Democratic state attorneys general — the same group that beat back President Donald Trump’s travel ban in court — are now turning their eyes to climate and environmental issues.

As Trump announced the United States’ exit from the Paris climate accord, several attorneys general said Thursday they’ve already begun discussing strategies to battle the administration.

Pennsylvania Attorney General Josh Shapiro said he is “incredibly distressed and disturbed” by Trump’s move. Connecticut’s George Shapiro said environmental issues are “very, very high on that list” of issues likely to become a new, travel ban-style legal flashpoint with the Trump White House.

Maura Healey of Massachusetts vowed to “hold the line on important measures that have been put in place to protect our habitat and prevent climate change” — as well as hundreds of thousands of clean energy jobs that Trump has “put at risk, unfortunately.”

With Democrats relegated to the minority in the House and Senate, blue states with the power to challenge Trump’s administration in court are now at the forefront of the Democratic anti-Trump resistance.

“Given that Congress has all but abdicated its responsibility to be a check on the administration, it falls to us,” said Shapiro — who started his job the same time Trump took office.

Democratic governors and attorneys general, in particular, have taken a leading role in opposing Trump. California Gov. Jerry Brown, New York Gov. Andrew Cuomo and Washington Gov. Jay Inslee on Thursday launched the “United States Climate Alliance,” a group of states that will uphold the Paris pact’s terms even as Trump abandons them on the national level.

The attorneys general — who held a roundtable discussion with a small group of reporters in Washington Thursday afternoon — have increasingly coordinated since Trump took office.

They hold a weekly conference call, and their staffs “work incredibly well together,” Shapiro said.

A series of lawsuits filed by Democratic attorneys general resulted in legal victories that eventually led to the blockage of Trump’s ban on travel to the United States from a group of majority Muslim countries.

Fights over the Trump administration’s moves to prohibit “sanctuary cities,” and what Democratic attorneys general said they believe will be efforts to gut the Consumer Financial Protection Bureau, also loom as upcoming rounds in their fight with the White House, they said.

The group has already begun battling Trump on environmental issues — challenging his administration’s moves to undercut clean power plant and fuel efficiency standard rules.

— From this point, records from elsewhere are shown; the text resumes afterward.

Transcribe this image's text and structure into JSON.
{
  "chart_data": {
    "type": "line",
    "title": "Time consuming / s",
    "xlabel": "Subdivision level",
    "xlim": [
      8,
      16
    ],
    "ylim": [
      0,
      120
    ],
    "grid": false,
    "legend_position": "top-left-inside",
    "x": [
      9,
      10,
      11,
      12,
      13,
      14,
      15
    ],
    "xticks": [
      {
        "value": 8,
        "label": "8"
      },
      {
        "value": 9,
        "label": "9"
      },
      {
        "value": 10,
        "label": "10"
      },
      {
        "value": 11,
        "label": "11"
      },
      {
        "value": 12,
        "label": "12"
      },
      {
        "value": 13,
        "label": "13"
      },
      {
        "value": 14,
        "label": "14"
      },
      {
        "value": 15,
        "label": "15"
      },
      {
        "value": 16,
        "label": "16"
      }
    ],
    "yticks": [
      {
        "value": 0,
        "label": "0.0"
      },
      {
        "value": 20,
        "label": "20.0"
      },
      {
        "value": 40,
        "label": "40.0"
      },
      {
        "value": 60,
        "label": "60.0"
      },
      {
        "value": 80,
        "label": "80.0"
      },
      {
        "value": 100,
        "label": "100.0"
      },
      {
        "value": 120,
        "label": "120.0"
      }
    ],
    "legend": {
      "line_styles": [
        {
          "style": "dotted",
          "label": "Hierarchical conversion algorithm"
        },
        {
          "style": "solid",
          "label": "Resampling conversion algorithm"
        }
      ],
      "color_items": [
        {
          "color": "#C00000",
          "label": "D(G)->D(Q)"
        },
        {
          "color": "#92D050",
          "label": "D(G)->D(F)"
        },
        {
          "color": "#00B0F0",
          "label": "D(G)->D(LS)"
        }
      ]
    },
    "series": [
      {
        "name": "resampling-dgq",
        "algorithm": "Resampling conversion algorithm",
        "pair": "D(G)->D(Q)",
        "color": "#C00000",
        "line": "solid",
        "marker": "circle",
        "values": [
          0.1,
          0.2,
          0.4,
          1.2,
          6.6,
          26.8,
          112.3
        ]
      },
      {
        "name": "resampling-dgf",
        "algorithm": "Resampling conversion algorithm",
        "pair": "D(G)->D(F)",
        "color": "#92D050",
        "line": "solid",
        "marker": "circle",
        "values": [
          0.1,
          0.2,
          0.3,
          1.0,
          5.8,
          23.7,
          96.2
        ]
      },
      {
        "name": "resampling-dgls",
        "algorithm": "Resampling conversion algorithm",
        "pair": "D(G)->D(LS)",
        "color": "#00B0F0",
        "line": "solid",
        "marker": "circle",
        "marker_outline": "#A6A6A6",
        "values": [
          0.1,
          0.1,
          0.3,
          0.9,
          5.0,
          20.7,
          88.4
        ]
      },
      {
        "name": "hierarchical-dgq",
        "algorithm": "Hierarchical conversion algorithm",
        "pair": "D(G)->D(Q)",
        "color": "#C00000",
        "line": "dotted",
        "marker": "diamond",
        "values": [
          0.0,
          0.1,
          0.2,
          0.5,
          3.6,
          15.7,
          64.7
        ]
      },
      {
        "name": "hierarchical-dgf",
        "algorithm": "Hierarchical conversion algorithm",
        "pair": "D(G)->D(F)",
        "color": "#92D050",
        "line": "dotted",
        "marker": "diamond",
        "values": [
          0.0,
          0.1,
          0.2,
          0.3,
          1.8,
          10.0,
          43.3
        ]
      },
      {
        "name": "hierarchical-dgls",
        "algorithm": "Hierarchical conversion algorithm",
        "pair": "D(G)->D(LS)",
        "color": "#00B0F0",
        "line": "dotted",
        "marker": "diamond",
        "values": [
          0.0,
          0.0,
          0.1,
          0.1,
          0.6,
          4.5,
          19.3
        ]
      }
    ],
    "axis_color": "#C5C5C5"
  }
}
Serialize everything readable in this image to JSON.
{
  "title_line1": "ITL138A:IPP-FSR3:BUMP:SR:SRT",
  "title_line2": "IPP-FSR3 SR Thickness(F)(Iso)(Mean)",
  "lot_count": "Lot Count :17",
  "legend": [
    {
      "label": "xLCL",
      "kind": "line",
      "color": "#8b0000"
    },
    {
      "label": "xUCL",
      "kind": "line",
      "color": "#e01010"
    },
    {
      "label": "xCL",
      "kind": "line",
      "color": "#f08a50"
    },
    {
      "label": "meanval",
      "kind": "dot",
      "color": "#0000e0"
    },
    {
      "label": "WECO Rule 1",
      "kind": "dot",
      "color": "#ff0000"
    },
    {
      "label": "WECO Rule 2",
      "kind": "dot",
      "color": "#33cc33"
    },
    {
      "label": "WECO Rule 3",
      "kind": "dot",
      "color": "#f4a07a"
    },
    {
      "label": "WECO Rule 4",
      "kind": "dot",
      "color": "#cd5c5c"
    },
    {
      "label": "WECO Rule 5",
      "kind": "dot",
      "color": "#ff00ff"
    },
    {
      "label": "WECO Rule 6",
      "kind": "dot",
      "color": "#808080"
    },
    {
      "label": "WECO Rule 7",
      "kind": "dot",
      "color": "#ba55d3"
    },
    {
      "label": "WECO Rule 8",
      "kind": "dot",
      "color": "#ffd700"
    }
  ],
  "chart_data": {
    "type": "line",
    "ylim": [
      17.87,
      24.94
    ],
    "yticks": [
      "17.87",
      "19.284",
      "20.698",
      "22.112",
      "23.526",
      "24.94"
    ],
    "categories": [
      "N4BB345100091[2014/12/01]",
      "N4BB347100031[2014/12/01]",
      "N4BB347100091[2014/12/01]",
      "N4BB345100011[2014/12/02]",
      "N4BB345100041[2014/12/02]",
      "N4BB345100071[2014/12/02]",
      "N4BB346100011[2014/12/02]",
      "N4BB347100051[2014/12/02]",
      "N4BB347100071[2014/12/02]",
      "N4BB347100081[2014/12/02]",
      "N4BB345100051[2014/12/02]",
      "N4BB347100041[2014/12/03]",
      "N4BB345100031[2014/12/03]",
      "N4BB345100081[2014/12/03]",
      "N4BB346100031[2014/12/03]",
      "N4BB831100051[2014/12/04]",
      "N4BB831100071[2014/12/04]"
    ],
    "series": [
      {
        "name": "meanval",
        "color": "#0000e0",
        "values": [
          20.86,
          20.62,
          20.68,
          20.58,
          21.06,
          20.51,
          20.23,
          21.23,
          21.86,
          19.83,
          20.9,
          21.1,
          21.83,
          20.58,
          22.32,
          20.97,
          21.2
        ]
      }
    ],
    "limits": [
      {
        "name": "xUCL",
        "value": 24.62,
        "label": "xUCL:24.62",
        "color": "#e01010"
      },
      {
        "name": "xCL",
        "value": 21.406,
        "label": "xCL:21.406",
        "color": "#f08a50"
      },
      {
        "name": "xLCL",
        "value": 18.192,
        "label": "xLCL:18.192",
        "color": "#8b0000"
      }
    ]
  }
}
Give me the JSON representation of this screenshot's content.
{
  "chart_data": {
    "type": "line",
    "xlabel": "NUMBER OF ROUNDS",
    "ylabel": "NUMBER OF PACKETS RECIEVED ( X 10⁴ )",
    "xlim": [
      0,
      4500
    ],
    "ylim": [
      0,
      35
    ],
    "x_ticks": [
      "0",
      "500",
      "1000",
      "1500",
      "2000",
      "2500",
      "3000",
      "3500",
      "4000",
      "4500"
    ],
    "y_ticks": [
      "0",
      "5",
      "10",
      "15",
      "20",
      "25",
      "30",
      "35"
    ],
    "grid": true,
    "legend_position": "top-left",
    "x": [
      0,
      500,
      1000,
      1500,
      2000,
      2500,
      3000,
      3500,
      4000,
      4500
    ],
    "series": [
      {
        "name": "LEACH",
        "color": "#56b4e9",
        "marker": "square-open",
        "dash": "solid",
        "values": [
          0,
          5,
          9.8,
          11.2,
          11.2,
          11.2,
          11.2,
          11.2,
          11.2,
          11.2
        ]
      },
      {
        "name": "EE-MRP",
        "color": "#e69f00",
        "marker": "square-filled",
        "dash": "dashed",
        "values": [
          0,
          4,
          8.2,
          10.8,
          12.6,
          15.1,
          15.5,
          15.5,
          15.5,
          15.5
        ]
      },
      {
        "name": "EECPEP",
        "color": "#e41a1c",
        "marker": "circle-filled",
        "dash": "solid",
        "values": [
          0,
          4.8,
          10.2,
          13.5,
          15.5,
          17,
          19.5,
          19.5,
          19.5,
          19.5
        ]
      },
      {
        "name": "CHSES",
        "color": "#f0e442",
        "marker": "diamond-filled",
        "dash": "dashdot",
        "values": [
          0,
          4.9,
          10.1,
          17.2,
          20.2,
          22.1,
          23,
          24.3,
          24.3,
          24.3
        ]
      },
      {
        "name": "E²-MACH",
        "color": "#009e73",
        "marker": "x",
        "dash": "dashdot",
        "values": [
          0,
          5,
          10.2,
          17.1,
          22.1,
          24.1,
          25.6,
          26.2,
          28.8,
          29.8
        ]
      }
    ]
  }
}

“I think we’re a force to be reckoned with in this new era of both needing to uphold the law and using states and states’ rights, if you will,” Shapiro said.

Maine Attorney General Janet Mills said Trump’s calls for domestic spending cuts have left states fretting that Clean Air Act and Clean Water Act rules won’t be enforced by the Environmental Protection Agency.

“We expect that that will give us standing in the future to bring lawsuits if necessary,” she said.

The attorneys general didn’t discuss specific legal challenges they might launch against Trump’s climate and environmental moves.

Jepsen said they are “very much in a reactive stance” — waiting to see what moves the White House makes first.